The songs were better to listen to than a Phish concert, and if one of my non-metal friends put this on in their car, I wouldn’t complain, but it doesn’t inspire me to mosh or play air guitar or even sitting-in-the-car-headbanging.
I’m glad I gave it a chance, tho. My first post was dismissive without having heard the new material and that’s not fair to a band.
I think being young and hungry and having a bass player like Cliff Burton, who was a part of the creative force with a unique vision, is the key. Since Cliff died, their bass players have been very talented people but they were hired hands, not creative elements. The rapport they had with each other was never going to be the same as it was with the founding bassist, and I think in this bands case that matters a lot. Prolly not all of it, but I think it’s a big factor.
Plus, they were young and hungry. As soon as they weren’t hungry anymore, they just kind of fell into “doing what they do” mode. I think this happens a lot with artists.
Hmmmm. This has me thinking. It does seem easier for one person to glom onto “weird and ever-changing” as a label than for a band to do the same. I just woke up like 20 minutes ago, so lemme think about this a bit and see if I can come up with a few examples of bands that managed to navigate their career through the same kind of uncharted waters.
Beastie Boys. Songs on a single album could range from rap, psychedelic jams, hardcore punk ( both of which had them playing their own instruments), borderline novelty comedy songs, etc. They put out a whole album of lounge music with The Mix-Up. Even their rap changed, from minimalist beatbox rap to densely sampled to turntablist rap and back again.
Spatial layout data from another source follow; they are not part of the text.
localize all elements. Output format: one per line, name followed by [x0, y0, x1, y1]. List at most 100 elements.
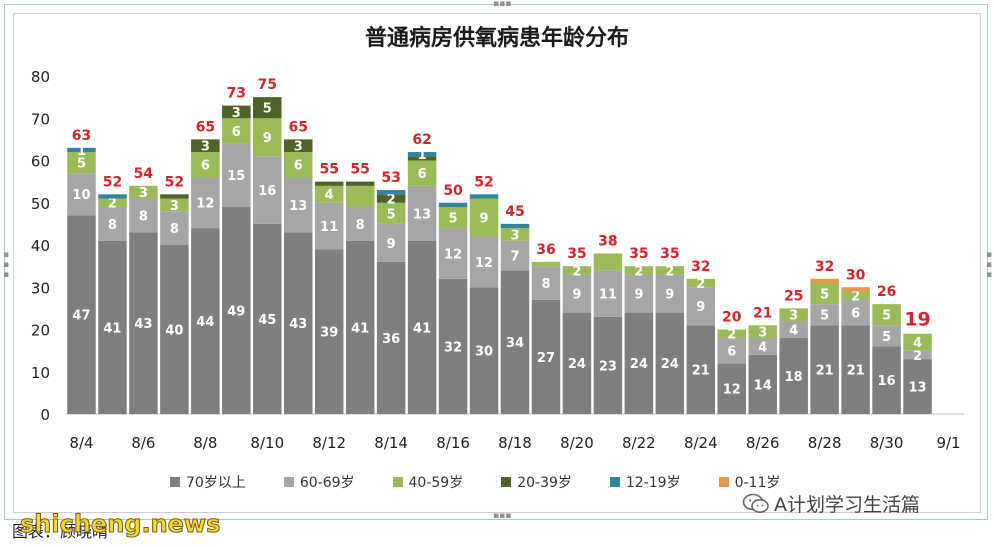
total-label: 25 [784, 288, 803, 304]
data-label: 11 [320, 220, 338, 235]
bar-segment [748, 337, 777, 355]
bar-segment [562, 274, 592, 313]
y-tick-label: 10 [31, 364, 50, 382]
x-tick-label: 8/22 [622, 434, 656, 452]
total-label: 55 [319, 162, 338, 178]
bar-segment [407, 185, 437, 241]
total-label: 45 [505, 204, 524, 220]
resize-handle-top[interactable]: ▪▪▪ [493, 0, 512, 9]
data-label: 15 [227, 169, 245, 184]
bar-segment [129, 198, 158, 233]
bar-segment [531, 261, 561, 267]
data-label: 4 [758, 340, 767, 355]
total-label: 63 [72, 128, 91, 144]
data-label: 27 [537, 351, 555, 366]
bar-segment [67, 147, 96, 153]
bar-segment [562, 312, 592, 414]
resize-handle-left[interactable]: ▪▪▪ [1, 250, 11, 280]
data-label: 12 [723, 383, 741, 398]
watermark-text: A计划学习生活篇 [774, 494, 920, 516]
bar-segment [191, 177, 220, 229]
legend-label: 70岁以上 [186, 475, 246, 491]
y-tick-label: 80 [31, 68, 50, 86]
bar-segment [129, 185, 158, 199]
wechat-icon [742, 493, 769, 513]
data-label: 2 [727, 328, 736, 343]
legend-label: 60-69岁 [299, 475, 355, 491]
bar-segment [283, 139, 313, 153]
data-label: 8 [541, 277, 550, 292]
legend-item-0-11: 0-11岁 [718, 472, 780, 492]
data-label: 9 [665, 288, 674, 303]
bar-segment [376, 190, 406, 195]
bar-segment [779, 337, 808, 414]
data-label: 41 [103, 321, 121, 336]
bar-segment [67, 152, 96, 174]
total-label: 30 [846, 267, 866, 283]
bar-segment [593, 253, 623, 271]
y-tick-label: 70 [31, 110, 50, 128]
bar-segment [686, 278, 716, 288]
total-label: 35 [629, 246, 648, 262]
resize-handle-right[interactable]: ▪▪▪ [984, 250, 994, 280]
data-label: 21 [847, 364, 865, 379]
x-tick-label: 8/14 [374, 434, 408, 452]
chart-title: 普通病房供氧病患年龄分布 [364, 26, 629, 51]
total-label: 35 [567, 246, 586, 262]
bar-segment [872, 325, 901, 347]
total-label: 65 [196, 119, 215, 135]
total-label: 65 [288, 119, 307, 135]
bar-segment [748, 354, 777, 414]
data-label: 13 [289, 199, 307, 214]
bar-segment [500, 228, 530, 241]
total-label: 36 [536, 242, 555, 258]
bar-segment [98, 206, 127, 241]
resize-handle-bottom[interactable]: ▪▪▪ [493, 511, 512, 521]
data-label: 45 [258, 313, 276, 328]
total-label: 38 [598, 233, 617, 249]
data-label: 7 [510, 250, 519, 265]
bar-segment [129, 232, 158, 414]
total-label: 32 [691, 259, 710, 275]
bar-segment [376, 261, 406, 414]
data-label: 43 [134, 317, 152, 332]
x-tick-label: 8/28 [808, 434, 842, 452]
bar-segment [314, 249, 344, 414]
data-label: 2 [851, 290, 860, 305]
bar-segment [407, 156, 437, 161]
data-label: 5 [387, 207, 396, 222]
data-label: 30 [475, 345, 493, 360]
bar-segment [717, 337, 747, 364]
total-label: 52 [165, 174, 184, 190]
bar-segment [253, 118, 282, 157]
data-label: 5 [882, 330, 891, 345]
bar-segment [717, 329, 747, 338]
data-label: 3 [232, 106, 241, 121]
data-label: 9 [696, 300, 705, 315]
data-label: 2 [696, 277, 705, 292]
bar-segment [160, 245, 189, 414]
wechat-watermark: A计划学习生活篇 [742, 490, 920, 517]
bar-segment [98, 240, 127, 414]
bar-segment [593, 316, 623, 414]
data-label: 9 [387, 237, 396, 252]
bar-segment [438, 278, 468, 414]
legend-item-60-69: 60-69岁 [283, 472, 355, 492]
bar-segment [253, 156, 282, 224]
total-label: 53 [381, 170, 400, 186]
bar-segment [841, 287, 870, 292]
data-label: 8 [139, 209, 148, 224]
bar-segment [469, 194, 499, 199]
total-label: 35 [660, 246, 679, 262]
bar-segment [314, 185, 344, 203]
data-label: 9 [634, 288, 643, 303]
source-caption: 图表：顾晓晴 [12, 522, 109, 541]
data-label: 12 [444, 247, 462, 262]
data-label: 8 [170, 222, 179, 237]
data-label: 13 [909, 380, 927, 395]
bar-segment [345, 206, 375, 241]
bar-segment [655, 312, 685, 414]
total-label: 55 [350, 162, 369, 178]
data-label: 14 [754, 378, 772, 393]
total-label: 73 [227, 86, 246, 102]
They were all over the map, usually on a single album (two of the finest albums ever made IMO are like this: Check Yer Head and Ill Communication).
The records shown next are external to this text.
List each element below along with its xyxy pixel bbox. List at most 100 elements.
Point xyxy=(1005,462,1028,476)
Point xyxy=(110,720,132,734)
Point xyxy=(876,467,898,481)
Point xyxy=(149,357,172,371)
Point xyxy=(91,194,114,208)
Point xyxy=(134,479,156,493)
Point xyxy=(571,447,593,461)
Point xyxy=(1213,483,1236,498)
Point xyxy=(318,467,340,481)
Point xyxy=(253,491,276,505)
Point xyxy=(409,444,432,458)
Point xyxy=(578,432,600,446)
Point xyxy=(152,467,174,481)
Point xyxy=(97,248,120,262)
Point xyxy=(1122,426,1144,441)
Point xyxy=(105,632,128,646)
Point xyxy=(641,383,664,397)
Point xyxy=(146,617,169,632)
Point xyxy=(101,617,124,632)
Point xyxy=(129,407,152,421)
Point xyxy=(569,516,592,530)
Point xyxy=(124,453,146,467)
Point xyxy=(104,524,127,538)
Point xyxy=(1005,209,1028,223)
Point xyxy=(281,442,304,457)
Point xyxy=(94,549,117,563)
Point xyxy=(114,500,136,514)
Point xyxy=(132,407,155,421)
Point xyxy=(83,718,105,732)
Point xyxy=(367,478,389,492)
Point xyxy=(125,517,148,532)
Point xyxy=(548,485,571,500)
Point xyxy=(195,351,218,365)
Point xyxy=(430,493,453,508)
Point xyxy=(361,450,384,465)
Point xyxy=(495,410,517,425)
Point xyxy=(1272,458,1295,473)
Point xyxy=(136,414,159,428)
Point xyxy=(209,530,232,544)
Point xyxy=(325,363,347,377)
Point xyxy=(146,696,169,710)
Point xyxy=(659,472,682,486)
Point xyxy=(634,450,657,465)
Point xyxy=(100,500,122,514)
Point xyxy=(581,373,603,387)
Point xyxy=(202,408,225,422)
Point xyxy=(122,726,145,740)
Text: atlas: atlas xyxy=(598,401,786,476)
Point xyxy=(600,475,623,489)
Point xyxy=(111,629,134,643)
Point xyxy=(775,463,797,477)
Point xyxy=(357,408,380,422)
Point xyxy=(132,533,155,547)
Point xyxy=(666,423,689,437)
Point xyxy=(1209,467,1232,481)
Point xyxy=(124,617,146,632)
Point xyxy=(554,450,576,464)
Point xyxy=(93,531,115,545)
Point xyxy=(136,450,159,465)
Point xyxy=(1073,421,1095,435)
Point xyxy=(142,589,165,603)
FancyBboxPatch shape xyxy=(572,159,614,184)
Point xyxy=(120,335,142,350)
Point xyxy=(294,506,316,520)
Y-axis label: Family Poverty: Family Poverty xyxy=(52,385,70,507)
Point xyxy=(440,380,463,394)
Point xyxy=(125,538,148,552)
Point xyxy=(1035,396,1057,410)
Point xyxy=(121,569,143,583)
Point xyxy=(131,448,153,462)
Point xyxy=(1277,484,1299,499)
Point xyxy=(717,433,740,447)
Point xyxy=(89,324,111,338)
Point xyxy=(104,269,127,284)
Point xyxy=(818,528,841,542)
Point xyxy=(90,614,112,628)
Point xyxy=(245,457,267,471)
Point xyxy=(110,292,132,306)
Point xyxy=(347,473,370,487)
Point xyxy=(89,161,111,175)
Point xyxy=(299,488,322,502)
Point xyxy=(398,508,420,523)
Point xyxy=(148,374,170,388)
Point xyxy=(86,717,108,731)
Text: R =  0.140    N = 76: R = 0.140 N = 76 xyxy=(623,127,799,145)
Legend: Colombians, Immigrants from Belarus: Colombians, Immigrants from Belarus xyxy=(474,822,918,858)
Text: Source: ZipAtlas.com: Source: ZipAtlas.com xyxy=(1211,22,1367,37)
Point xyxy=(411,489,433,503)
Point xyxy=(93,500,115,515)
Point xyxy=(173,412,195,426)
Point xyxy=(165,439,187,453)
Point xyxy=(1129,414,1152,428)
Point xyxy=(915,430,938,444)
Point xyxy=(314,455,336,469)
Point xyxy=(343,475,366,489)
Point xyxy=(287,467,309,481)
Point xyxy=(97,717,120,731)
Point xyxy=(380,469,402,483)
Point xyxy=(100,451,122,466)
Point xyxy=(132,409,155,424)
I’m sure there are others, but some that come to mind I disqualified because they are really one person using a band name: The Cure, for instance.
The point is that, yes, some bands are able to change their sound and style successfully.
I think the album is growing on me the more I listen to it.
I can pick out subtle differences in songs and can hear the difference between Moth into the Flame and Revenge. They don’t sound that much alike, and I’m noticing, which solves the “all songs sound the same” problem for me.
Keep in mind too, I don’t know music literally at all. Other than “oh that sounds good to me” so I wouldn’t take my opinions with too much credit.
Hey man, if you like it, you like it. That’s the way music is. The fact that you’re training yourself to hear differences in the songs is awesome; it’s a skill that’ll translate to other artists and music in general just fine.
Used to be a huge Metallica fan up to the black album (yes, I liked it). Haven’t liked anything since. The new album is OK’ish. I’ve listened to it once and will probably give it one more try. My tastes have changed since I was 19 but I still do like the occasional listen to RtL or MoP.
Although frankly it’s all your fault anyway. I started a thread, like, 4 or 5 years ago asking for opinions on metal music and you gave me a shitload. From that I could discern different types of metal (It impresses oh so many people at work who ask "how can you listen to that stuff?!?) and it kinda just progressed from there.